Ask and ye shall receive. No sooner do we get another very cool look at what Fennec – Mozilla's Firefox Mobile browser – can do, the team releases the first "Milestone Release" for the HTC Touch Pro.

A word of warning: This is a "Milestone Release" and is not the finished product. As Mozilla's Brad Lassey explains:

Our focus to this point has been to have a working, usable browser. To get there in a hurry we have punted in a few places, and I’d like to point a couple of them out. First is the update mechanism (both for the browser itself and for extensions). After installing this release, you will not be offered updates automatically, so please stay tuned for follow up releases. Also, we have disabled plug-in support. This is one of our high priority items going forward. Finally, as I mentioned before, there is no soft keyboard support. On an HTC Touch Pro, you’ll have to slide out the keyboard to enter a url.

Lassey also takes on the recent "leaked" versions of Fennec that were floating around. (See our own "There's a Mad Fennec on the Loose")

Over the last week and half there have been several blog posts and “news” articles floating around the internet about leaked Windows Mobile Fennec builds. This has been fairly entertaining to those of us working on the project for a couple reasons. First, the builds that these posts have pointed to are the builds that I pointed to on twitter. They were intended to be used by the developers working on the project (or anyone else willing to deal with really buggy software) to find bugs before we pushed anything out to the general public.

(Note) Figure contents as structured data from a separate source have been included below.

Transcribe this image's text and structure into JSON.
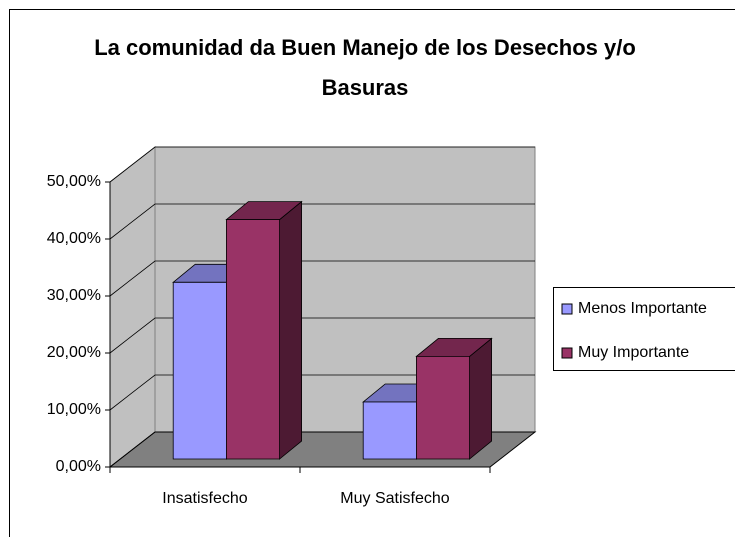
{
  "chart_data": {
    "type": "bar3d",
    "title": "La comunidad da Buen Manejo de los Desechos y/o Basuras",
    "categories": [
      "Insatisfecho",
      "Muy Satisfecho"
    ],
    "series": [
      {
        "name": "Menos Importante",
        "color": "#9999ff",
        "values": [
          31,
          10
        ]
      },
      {
        "name": "Muy Importante",
        "color": "#993366",
        "values": [
          42,
          18
        ]
      }
    ],
    "ylim": [
      0,
      50
    ],
    "yticks": [
      {
        "value": 0,
        "label": "0,00%"
      },
      {
        "value": 10,
        "label": "10,00%"
      },
      {
        "value": 20,
        "label": "20,00%"
      },
      {
        "value": 30,
        "label": "30,00%"
      },
      {
        "value": 40,
        "label": "40,00%"
      },
      {
        "value": 50,
        "label": "50,00%"
      }
    ],
    "grid": true,
    "legend": "right"
  }
}
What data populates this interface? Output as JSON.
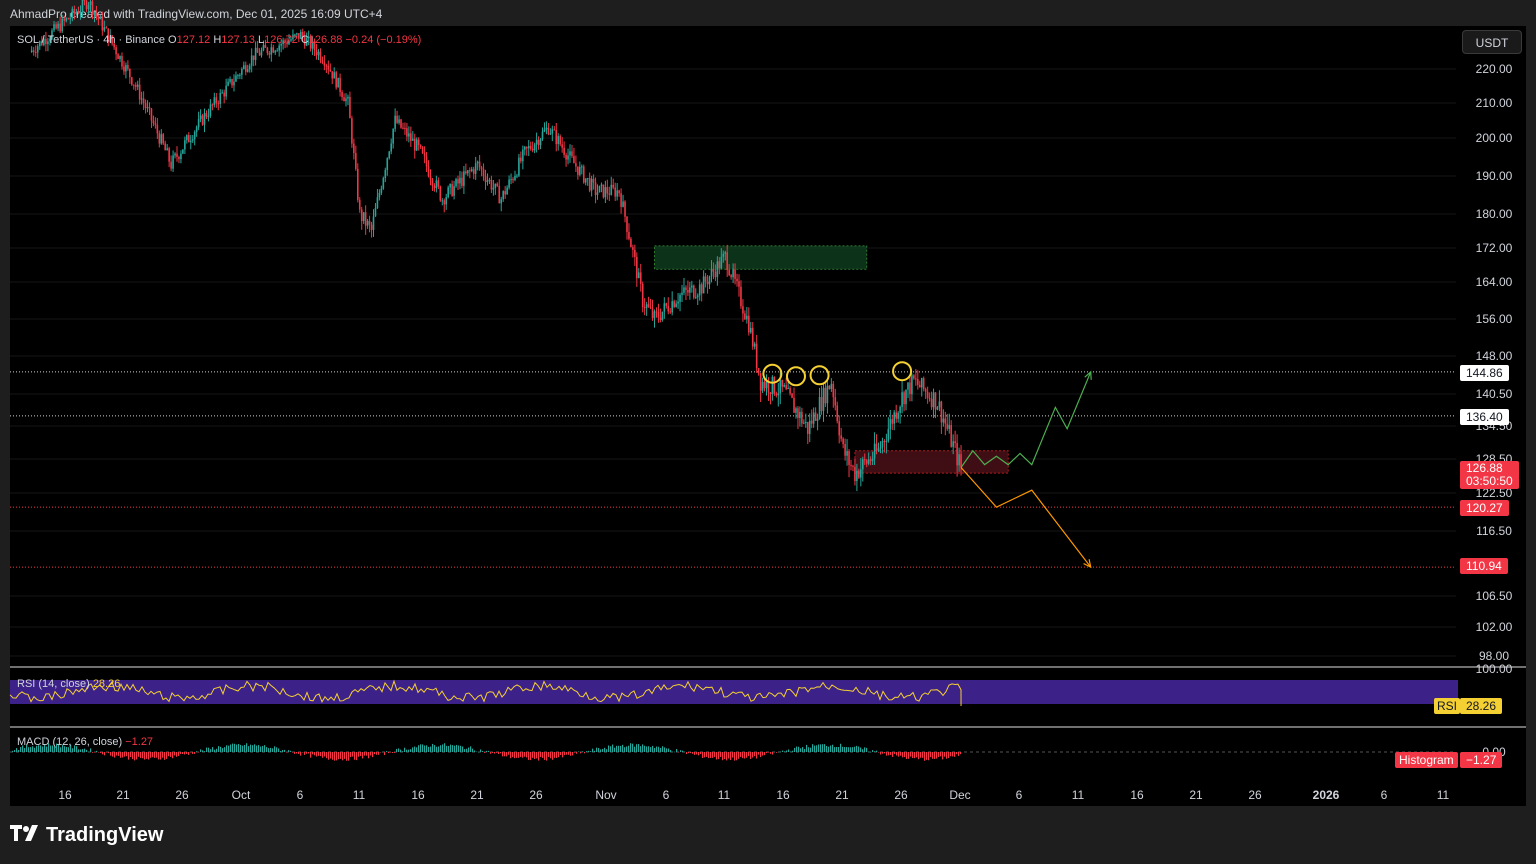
{
  "header": {
    "attribution": "AhmadPro created with TradingView.com, Dec 01, 2025 16:09 UTC+4"
  },
  "legend": {
    "symbol": "SOL / TetherUS · 4h · Binance",
    "open_label": "O",
    "open": "127.12",
    "high_label": "H",
    "high": "127.13",
    "low_label": "L",
    "low": "126.72",
    "close_label": "C",
    "close": "126.88",
    "change": "−0.24 (−0.19%)"
  },
  "currency_button": "USDT",
  "price_labels": [
    "220.00",
    "210.00",
    "200.00",
    "190.00",
    "180.00",
    "172.00",
    "164.00",
    "156.00",
    "148.00",
    "140.50",
    "134.50",
    "128.50",
    "122.50",
    "116.50",
    "106.50",
    "102.00",
    "98.00"
  ],
  "price_badges": {
    "level_1": "144.86",
    "level_2": "136.40",
    "last_price": "126.88",
    "countdown": "03:50:50",
    "support_1": "120.27",
    "support_2": "110.94"
  },
  "rsi": {
    "label": "RSI (14, close)",
    "value": "28.26",
    "badge_name": "RSI",
    "badge_value": "28.26",
    "scale_top": "100.00"
  },
  "macd": {
    "label": "MACD (12, 26, close)",
    "value": "−1.27",
    "badge_name": "Histogram",
    "badge_value": "−1.27",
    "zero_label": "0.00"
  },
  "time_labels": [
    "16",
    "21",
    "26",
    "Oct",
    "6",
    "11",
    "16",
    "21",
    "26",
    "Nov",
    "6",
    "11",
    "16",
    "21",
    "26",
    "Dec",
    "6",
    "11",
    "16",
    "21",
    "26",
    "2026",
    "6",
    "11"
  ],
  "brand": "TradingView",
  "colors": {
    "up": "#26a69a",
    "down": "#f23645",
    "rsi_band": "#4527a0",
    "rsi_line": "#f5d033",
    "supply_zone": "#0e3b1e",
    "demand_zone": "#4a0f18",
    "bull_path": "#4caf50",
    "bear_path": "#ff9800"
  },
  "chart_data": {
    "type": "candlestick",
    "symbol": "SOL / TetherUS",
    "interval": "4h",
    "ylim": [
      96,
      230
    ],
    "approx_close_path": [
      {
        "date": "2025-09-13",
        "price": 225
      },
      {
        "date": "2025-09-18",
        "price": 240
      },
      {
        "date": "2025-09-22",
        "price": 215
      },
      {
        "date": "2025-09-25",
        "price": 193
      },
      {
        "date": "2025-09-28",
        "price": 207
      },
      {
        "date": "2025-10-02",
        "price": 224
      },
      {
        "date": "2025-10-06",
        "price": 230
      },
      {
        "date": "2025-10-08",
        "price": 223
      },
      {
        "date": "2025-10-10",
        "price": 210
      },
      {
        "date": "2025-10-11",
        "price": 180
      },
      {
        "date": "2025-10-12",
        "price": 176
      },
      {
        "date": "2025-10-14",
        "price": 205
      },
      {
        "date": "2025-10-16",
        "price": 197
      },
      {
        "date": "2025-10-18",
        "price": 184
      },
      {
        "date": "2025-10-21",
        "price": 193
      },
      {
        "date": "2025-10-23",
        "price": 184
      },
      {
        "date": "2025-10-25",
        "price": 196
      },
      {
        "date": "2025-10-27",
        "price": 203
      },
      {
        "date": "2025-10-29",
        "price": 194
      },
      {
        "date": "2025-10-31",
        "price": 186
      },
      {
        "date": "2025-11-02",
        "price": 186
      },
      {
        "date": "2025-11-04",
        "price": 160
      },
      {
        "date": "2025-11-05",
        "price": 156
      },
      {
        "date": "2025-11-07",
        "price": 161
      },
      {
        "date": "2025-11-09",
        "price": 163
      },
      {
        "date": "2025-11-11",
        "price": 170
      },
      {
        "date": "2025-11-13",
        "price": 155
      },
      {
        "date": "2025-11-14",
        "price": 143
      },
      {
        "date": "2025-11-16",
        "price": 141
      },
      {
        "date": "2025-11-18",
        "price": 134
      },
      {
        "date": "2025-11-20",
        "price": 143
      },
      {
        "date": "2025-11-21",
        "price": 130
      },
      {
        "date": "2025-11-22",
        "price": 126
      },
      {
        "date": "2025-11-24",
        "price": 130
      },
      {
        "date": "2025-11-26",
        "price": 140
      },
      {
        "date": "2025-11-27",
        "price": 143
      },
      {
        "date": "2025-11-29",
        "price": 139
      },
      {
        "date": "2025-12-01",
        "price": 126.88
      }
    ],
    "horizontal_levels": [
      144.86,
      136.4,
      120.27,
      110.94
    ],
    "zones": [
      {
        "kind": "supply",
        "from_date": "2025-11-05",
        "to_date": "2025-11-23",
        "top": 172.5,
        "bottom": 167.0
      },
      {
        "kind": "demand",
        "from_date": "2025-11-22",
        "to_date": "2025-12-05",
        "top": 130.0,
        "bottom": 126.0
      }
    ],
    "marked_highs": [
      {
        "date": "2025-11-15",
        "price": 144.5
      },
      {
        "date": "2025-11-17",
        "price": 144.0
      },
      {
        "date": "2025-11-19",
        "price": 144.2
      },
      {
        "date": "2025-11-26",
        "price": 145.0
      }
    ],
    "projections": [
      {
        "name": "bullish",
        "points": [
          {
            "date": "2025-12-01",
            "price": 127
          },
          {
            "date": "2025-12-02",
            "price": 130
          },
          {
            "date": "2025-12-03",
            "price": 127.5
          },
          {
            "date": "2025-12-04",
            "price": 129
          },
          {
            "date": "2025-12-05",
            "price": 127.5
          },
          {
            "date": "2025-12-06",
            "price": 129.5
          },
          {
            "date": "2025-12-07",
            "price": 127.5
          },
          {
            "date": "2025-12-09",
            "price": 138
          },
          {
            "date": "2025-12-10",
            "price": 134
          },
          {
            "date": "2025-12-12",
            "price": 144.86
          }
        ]
      },
      {
        "name": "bearish",
        "points": [
          {
            "date": "2025-12-01",
            "price": 127
          },
          {
            "date": "2025-12-04",
            "price": 120.27
          },
          {
            "date": "2025-12-07",
            "price": 123
          },
          {
            "date": "2025-12-12",
            "price": 110.94
          }
        ]
      }
    ],
    "rsi_last": 28.26,
    "macd_histogram_last": -1.27
  }
}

While today's Milestone Release isn't the finished product, it's the first time most of us are going to get a good hands-on with the mobile browser best positioned to take on mobile Safari. So, back up your phone (we'll say it again — back up your phone) go download the CAB file here (again, HTC Touch Pro only, for now), and get to playin'. Let us know in the comments how it's holding up for you.

Update: Looks like the browser loads just fine, but the actual, uh, browsing may not be going so fine. Don't say we didn't warn you.

Update 2: Mozilla's on the case, as its own Ben Combee notes in the comments. Thanks, Ben!